Executive Decree No. 95 on hydrocarbons is repealed, which stops the expansion of the oil frontier. Executive Decree No. 151 is reformed, prohibiting mining in protected areas and ancestral territories, archaeological zones and water-protection areas. 

In addition, a commission will be established for the resolution of pending issues. The government has 90 days to respond to these demands. 

In the 18 days of the national strike, the Alliance of Organizations for Human Rights registered 76 violations of rights, six deaths, 331 injured persons and 152 arrests.

Various observers in Ecuador and elsewhere viewed the Indigenous movement and Leonidas Iza as the winners in the fierce class struggle of June 2022, proving they could sustain 18 days of mobilization and social protests in the face of vicious repression. In fact, the mobilizations advanced the interests of the two-thirds of Ecuadorians, who labor without benefits in the informal economy, who lack access to health care and education.

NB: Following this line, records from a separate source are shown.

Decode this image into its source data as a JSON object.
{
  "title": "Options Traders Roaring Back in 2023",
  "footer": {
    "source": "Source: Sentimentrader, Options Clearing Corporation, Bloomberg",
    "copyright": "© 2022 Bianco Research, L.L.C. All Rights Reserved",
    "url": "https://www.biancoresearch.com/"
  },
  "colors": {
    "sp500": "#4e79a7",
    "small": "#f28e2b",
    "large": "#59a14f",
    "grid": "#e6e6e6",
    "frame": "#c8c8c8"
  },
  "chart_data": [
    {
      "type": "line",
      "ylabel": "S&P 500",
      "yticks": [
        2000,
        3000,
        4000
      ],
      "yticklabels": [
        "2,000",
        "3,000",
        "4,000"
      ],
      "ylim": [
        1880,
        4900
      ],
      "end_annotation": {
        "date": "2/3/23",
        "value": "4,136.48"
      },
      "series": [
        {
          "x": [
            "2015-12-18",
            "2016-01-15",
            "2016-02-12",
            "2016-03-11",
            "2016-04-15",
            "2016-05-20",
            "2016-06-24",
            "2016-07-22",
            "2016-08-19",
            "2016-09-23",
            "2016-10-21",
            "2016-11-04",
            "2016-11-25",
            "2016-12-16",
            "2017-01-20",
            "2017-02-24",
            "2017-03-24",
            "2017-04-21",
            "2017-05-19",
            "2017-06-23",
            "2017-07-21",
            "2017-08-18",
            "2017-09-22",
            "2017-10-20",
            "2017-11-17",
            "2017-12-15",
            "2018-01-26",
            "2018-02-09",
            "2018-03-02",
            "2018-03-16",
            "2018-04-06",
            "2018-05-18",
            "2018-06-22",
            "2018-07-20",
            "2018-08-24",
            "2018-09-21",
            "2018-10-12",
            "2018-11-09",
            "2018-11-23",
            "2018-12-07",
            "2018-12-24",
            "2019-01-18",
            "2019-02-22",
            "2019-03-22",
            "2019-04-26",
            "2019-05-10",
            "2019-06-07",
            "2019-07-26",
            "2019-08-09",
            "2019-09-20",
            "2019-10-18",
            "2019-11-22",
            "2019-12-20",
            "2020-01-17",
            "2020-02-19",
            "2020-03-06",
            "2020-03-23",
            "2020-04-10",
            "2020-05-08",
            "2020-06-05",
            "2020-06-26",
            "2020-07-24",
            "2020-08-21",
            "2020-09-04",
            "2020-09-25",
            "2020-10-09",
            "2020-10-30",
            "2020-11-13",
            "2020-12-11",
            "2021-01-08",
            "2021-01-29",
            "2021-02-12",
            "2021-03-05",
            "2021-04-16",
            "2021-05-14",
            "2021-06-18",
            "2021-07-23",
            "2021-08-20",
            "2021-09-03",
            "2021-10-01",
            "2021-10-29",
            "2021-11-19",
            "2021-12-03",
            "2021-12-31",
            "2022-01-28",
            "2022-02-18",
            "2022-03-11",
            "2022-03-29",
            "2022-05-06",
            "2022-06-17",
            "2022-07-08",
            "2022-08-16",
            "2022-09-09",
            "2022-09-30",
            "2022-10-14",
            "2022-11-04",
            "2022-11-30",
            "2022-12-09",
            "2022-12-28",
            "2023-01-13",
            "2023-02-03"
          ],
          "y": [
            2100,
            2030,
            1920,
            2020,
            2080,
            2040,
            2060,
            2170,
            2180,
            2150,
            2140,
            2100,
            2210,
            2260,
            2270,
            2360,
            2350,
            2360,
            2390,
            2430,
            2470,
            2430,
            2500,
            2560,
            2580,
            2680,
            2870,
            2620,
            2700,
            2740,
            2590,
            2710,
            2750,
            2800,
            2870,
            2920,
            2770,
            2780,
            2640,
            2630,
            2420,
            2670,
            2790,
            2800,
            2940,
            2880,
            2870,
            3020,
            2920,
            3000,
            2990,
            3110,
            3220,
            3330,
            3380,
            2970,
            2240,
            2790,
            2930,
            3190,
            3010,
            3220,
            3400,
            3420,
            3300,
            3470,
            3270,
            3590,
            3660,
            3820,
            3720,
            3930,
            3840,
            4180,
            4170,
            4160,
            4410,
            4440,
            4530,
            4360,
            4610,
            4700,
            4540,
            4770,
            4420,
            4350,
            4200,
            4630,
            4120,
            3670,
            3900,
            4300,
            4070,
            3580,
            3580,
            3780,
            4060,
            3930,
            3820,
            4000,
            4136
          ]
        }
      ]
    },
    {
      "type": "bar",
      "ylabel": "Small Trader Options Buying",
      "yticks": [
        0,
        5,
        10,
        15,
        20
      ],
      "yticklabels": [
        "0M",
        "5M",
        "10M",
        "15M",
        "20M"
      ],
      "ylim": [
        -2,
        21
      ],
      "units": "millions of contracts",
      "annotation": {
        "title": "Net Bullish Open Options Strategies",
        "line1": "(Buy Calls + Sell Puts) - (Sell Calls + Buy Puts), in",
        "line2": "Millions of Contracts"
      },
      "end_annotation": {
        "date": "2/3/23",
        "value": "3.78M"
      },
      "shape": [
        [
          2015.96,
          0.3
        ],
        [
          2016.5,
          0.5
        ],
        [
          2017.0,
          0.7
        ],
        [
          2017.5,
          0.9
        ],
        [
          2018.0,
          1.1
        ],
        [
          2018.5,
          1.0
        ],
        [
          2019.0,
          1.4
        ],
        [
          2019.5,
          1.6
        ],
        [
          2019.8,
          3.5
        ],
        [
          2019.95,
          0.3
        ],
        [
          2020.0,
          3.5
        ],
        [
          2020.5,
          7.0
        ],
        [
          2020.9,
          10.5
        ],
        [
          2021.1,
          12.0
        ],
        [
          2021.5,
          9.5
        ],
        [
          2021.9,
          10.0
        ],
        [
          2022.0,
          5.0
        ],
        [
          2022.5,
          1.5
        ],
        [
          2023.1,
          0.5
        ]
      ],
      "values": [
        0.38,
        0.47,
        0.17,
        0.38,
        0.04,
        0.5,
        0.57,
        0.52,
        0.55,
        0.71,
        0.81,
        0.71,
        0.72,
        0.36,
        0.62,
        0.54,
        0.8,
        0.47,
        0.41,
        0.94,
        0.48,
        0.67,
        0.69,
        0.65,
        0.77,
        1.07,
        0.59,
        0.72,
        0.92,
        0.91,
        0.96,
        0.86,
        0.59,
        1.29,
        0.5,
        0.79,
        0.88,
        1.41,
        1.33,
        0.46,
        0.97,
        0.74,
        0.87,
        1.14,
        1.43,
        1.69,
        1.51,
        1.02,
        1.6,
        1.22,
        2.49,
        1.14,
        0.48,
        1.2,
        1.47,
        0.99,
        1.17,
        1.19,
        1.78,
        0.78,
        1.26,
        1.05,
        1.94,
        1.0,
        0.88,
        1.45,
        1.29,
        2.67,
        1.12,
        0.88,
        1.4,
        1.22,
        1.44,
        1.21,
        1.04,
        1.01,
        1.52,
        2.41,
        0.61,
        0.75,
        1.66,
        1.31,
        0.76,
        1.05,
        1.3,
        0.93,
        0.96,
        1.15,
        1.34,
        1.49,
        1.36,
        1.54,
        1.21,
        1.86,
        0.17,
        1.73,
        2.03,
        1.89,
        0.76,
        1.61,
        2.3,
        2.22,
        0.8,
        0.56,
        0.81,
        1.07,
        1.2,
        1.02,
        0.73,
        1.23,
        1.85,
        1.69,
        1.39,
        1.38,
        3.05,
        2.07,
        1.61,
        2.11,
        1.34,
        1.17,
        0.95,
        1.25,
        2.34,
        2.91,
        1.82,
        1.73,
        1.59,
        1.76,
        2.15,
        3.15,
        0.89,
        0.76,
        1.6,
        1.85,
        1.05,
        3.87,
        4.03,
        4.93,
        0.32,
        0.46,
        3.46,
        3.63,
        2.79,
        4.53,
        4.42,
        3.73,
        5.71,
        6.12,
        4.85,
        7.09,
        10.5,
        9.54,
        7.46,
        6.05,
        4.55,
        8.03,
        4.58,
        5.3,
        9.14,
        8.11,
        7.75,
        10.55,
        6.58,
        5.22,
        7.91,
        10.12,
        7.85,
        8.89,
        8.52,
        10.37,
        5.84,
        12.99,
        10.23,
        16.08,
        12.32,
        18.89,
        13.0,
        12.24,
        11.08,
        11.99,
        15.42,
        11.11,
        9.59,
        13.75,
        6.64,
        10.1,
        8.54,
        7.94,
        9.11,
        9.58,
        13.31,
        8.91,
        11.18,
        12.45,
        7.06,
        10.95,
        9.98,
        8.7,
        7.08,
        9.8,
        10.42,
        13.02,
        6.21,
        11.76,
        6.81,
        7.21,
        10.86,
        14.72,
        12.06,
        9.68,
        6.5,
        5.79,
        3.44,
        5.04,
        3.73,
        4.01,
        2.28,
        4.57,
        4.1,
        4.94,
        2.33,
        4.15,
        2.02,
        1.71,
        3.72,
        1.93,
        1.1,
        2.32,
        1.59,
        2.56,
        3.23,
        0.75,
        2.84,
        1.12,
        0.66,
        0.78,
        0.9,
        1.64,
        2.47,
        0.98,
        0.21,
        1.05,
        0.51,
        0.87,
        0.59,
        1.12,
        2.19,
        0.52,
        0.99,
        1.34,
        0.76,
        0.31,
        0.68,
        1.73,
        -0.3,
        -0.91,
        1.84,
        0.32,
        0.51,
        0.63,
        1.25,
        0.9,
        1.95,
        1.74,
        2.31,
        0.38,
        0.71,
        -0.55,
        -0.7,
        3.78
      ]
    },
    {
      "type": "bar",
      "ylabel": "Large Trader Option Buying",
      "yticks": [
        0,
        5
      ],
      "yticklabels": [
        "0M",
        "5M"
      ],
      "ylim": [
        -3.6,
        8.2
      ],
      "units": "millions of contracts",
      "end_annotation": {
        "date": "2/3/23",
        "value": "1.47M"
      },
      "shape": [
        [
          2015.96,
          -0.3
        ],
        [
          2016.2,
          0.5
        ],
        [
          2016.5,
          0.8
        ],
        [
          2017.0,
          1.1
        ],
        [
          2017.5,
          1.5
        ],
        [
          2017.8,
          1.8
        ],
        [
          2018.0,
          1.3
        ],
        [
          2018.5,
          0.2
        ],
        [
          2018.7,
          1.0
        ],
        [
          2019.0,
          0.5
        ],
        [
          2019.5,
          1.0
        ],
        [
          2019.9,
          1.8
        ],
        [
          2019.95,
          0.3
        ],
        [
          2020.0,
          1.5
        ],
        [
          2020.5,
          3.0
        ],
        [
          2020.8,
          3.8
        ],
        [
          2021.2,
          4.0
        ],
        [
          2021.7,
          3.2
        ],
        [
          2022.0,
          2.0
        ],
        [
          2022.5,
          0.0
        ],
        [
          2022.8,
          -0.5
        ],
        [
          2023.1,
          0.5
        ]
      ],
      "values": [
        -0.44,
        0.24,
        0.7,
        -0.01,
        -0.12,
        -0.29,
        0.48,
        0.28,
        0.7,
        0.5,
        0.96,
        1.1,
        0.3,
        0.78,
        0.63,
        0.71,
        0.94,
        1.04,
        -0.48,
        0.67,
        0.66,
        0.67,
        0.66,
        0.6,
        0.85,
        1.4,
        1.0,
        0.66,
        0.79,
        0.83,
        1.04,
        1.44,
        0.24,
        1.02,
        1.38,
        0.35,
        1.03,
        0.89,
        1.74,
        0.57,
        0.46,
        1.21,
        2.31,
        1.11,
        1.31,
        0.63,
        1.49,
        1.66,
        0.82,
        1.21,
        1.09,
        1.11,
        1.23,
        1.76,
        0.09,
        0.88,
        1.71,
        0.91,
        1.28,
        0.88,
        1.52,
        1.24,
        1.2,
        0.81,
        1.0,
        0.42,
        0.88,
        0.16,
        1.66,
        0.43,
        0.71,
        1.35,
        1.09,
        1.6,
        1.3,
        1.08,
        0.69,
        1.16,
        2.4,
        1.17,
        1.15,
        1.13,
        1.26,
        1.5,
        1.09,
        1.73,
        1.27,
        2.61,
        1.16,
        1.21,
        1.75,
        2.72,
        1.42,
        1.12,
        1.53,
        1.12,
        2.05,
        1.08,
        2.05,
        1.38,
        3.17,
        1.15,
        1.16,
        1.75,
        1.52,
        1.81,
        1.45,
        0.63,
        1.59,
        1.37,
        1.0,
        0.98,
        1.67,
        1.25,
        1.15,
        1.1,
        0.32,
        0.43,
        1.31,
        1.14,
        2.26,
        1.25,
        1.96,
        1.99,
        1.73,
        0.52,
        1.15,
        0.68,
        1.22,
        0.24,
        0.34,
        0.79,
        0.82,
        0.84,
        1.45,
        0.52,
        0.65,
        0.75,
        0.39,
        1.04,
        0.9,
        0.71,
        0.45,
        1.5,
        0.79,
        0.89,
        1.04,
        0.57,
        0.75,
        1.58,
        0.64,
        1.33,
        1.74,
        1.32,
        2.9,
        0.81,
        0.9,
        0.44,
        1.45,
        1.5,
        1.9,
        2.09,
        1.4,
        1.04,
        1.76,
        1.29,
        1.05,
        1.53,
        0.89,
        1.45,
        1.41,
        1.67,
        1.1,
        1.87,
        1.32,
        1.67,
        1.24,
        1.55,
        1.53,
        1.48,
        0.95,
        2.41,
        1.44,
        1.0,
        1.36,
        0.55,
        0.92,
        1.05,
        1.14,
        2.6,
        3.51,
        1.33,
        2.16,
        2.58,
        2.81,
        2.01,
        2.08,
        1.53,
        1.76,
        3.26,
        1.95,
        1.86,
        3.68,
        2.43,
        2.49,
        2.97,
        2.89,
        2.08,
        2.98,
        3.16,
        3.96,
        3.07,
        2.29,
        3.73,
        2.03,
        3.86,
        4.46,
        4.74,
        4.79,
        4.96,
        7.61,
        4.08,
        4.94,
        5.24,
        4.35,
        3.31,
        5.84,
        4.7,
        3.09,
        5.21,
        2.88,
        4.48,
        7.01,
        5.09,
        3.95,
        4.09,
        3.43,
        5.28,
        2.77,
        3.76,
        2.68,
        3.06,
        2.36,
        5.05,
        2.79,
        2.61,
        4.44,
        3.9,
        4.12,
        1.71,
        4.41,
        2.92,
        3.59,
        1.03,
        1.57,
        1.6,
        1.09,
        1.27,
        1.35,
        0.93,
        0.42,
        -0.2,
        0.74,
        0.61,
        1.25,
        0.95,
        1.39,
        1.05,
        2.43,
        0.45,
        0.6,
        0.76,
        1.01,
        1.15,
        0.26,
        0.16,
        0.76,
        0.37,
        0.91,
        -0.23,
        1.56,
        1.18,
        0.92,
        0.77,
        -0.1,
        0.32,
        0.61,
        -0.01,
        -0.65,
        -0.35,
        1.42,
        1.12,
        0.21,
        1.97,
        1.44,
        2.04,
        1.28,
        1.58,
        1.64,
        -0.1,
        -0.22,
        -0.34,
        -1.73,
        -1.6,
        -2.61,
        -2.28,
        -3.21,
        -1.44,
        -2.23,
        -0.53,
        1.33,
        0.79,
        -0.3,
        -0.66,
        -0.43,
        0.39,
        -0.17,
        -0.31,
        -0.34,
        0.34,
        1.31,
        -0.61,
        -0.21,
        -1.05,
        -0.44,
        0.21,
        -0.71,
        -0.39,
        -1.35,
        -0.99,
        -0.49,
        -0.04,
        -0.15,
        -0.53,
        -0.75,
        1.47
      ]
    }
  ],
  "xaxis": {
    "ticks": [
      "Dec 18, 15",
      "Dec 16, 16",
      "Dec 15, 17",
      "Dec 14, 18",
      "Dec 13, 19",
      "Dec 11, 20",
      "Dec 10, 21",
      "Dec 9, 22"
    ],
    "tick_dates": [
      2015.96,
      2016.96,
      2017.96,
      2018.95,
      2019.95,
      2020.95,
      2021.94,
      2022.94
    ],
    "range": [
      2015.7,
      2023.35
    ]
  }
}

 Christian Gonzalez, a militant in the Citizens Movement (led by Correa) who was persecuted for supporting the Uprising of October 2019, tweeted the following in solidarity with the National Strike of 2022: “Thank you guys, see you on the road here. Thankfully, this generation not only teaches us to fight, it hands us an infinite legacy of dignity.”

The road is wide open and the future is uncertain, but as Christian Gonzalez says, the Indigenous Movement teaches us to fight. It has shared with us an infinite legacy of human dignity.